Memijak fondasi Heidegger, bagi Kiergaard, manusia bisa jadi individu yang autentik bila memiliki gairah, keterlibatan dan komitmen pribadi dalam kehidupan (afektivitas). Bagi Nietzche, manusia bisa menjadi unggul saat ia bisa meralisasikan dirinya secara jujur dan berani (subjektivitas).
Bagi Satre, manusia harus membangun keberadaannya secara terus menerus (historisitas/transendensi).

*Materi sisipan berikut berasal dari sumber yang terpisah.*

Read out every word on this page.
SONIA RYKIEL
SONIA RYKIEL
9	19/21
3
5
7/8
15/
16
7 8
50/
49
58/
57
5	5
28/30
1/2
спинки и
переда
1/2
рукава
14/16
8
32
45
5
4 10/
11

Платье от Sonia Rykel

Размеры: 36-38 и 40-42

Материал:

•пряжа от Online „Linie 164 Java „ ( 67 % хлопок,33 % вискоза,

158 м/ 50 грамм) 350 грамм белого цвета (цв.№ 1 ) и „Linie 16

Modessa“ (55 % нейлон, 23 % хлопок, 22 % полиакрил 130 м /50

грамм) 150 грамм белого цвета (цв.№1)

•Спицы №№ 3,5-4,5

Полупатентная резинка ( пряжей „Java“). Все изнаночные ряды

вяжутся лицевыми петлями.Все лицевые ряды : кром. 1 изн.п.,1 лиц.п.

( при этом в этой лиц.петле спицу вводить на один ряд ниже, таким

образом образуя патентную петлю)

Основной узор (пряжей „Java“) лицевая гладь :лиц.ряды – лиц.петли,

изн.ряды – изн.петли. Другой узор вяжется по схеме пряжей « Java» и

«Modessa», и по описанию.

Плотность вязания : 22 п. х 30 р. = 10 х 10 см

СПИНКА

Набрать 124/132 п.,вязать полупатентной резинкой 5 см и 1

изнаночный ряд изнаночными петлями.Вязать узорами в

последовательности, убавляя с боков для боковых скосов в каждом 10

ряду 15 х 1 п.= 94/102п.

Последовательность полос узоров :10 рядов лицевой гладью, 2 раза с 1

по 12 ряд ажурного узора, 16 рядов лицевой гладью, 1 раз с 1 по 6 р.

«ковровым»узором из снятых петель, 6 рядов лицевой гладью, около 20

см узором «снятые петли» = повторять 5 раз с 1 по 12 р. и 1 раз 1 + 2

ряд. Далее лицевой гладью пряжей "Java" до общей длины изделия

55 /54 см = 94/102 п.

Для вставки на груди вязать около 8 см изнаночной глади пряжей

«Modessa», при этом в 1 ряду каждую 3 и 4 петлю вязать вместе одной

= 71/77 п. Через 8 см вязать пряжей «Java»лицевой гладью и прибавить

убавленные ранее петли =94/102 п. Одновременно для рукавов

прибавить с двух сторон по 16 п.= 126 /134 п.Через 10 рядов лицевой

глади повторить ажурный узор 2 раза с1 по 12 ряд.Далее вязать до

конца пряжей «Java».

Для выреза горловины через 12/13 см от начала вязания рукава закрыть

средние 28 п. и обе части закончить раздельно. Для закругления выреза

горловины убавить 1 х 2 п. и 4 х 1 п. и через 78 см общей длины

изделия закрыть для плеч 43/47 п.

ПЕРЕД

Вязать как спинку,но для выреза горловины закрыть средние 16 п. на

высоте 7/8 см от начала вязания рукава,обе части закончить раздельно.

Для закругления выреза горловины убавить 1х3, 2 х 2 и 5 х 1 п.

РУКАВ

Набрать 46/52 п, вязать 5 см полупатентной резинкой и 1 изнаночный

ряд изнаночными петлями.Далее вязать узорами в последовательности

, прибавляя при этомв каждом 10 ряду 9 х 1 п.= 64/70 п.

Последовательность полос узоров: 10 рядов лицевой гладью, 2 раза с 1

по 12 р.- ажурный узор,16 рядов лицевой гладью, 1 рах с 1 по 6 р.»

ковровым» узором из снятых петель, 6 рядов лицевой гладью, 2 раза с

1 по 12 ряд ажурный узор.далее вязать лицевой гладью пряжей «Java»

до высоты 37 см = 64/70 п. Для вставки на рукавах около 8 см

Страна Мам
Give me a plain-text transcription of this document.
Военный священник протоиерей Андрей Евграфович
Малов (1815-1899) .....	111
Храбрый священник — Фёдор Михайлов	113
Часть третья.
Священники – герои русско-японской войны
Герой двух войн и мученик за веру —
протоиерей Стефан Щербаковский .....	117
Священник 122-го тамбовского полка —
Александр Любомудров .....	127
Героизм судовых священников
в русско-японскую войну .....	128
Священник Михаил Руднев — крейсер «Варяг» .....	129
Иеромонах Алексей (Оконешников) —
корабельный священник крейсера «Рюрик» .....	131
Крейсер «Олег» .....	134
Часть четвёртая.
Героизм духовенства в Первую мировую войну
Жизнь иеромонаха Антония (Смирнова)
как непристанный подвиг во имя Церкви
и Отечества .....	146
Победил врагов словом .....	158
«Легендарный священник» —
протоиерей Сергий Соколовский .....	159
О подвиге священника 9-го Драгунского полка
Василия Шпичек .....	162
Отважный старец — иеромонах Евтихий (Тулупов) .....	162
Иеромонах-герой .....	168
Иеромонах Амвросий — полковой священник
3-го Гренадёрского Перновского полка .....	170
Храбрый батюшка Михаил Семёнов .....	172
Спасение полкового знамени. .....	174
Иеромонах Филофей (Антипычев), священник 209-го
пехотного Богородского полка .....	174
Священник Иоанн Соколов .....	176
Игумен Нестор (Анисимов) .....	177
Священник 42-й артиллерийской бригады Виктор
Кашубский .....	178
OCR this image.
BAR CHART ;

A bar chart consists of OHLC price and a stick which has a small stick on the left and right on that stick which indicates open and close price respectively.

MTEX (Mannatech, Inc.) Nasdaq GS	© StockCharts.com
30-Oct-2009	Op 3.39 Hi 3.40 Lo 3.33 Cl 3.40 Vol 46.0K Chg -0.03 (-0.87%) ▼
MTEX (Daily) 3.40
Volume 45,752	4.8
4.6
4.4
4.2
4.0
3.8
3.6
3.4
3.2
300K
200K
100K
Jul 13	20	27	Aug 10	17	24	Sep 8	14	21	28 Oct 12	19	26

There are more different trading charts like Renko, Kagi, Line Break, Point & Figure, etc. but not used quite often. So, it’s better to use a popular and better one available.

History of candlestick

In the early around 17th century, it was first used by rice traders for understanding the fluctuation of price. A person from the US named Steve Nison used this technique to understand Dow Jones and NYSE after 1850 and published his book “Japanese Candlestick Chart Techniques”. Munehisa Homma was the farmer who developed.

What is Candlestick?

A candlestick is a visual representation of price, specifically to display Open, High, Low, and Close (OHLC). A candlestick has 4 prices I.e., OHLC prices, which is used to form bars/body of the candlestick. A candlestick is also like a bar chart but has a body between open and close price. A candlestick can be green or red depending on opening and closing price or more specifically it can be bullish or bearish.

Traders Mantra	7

Pemikiran Post-Modernisme merupakan kritik epistemologis atas weltanschauugen yang menyangkut liberalisme, marxisme, scientisme, dan positivisme. Secara garis besar begitu berlawanan dengan kehidupan dan pandangan modernisme hingga memengaruhi kultur, alam pikiran, kebudayaan dan lain-lainnya.

Contoh tersimpel mengenai bukti kita sedang hidup dalam era Post-Modernisme adalah saat kita menonton film atau membaca cerpen dimana pada endingnya diceritakan secara menggantung atau tidak jelas. Kesimpulan dan pesan-pesan moral atau hikmah di dalamnya, diserahkan pada para penonton untuk menilai sendiri apa yang sedang terjadi, apa yang akan disampaikan oleh cerita tersebut. 

Tidak ada kebenaran mutlak, semuanya relatif. Subjektif. Kebenaran selalu berkembang.
Filsafat yang dahulu menjadi topik pembicaraan penting dan berat, kini dapat dibicarakan di kafe sebagai gosip atau lelucon. Lifestyle berubah menjadi kuantitas lebih penting daripada kualitas. Universal jadi partikular. Slice of life menjadi begitu menarik. Idealis menjadi prularis. Deterministic form menjadi semiotic form. 

"Modernisme, kau sudah berlalu."

Apakah kelak orang akan menyebut "Modernisme" sebagai era sains dan "Post-Modernisme" sebagai era entertainment?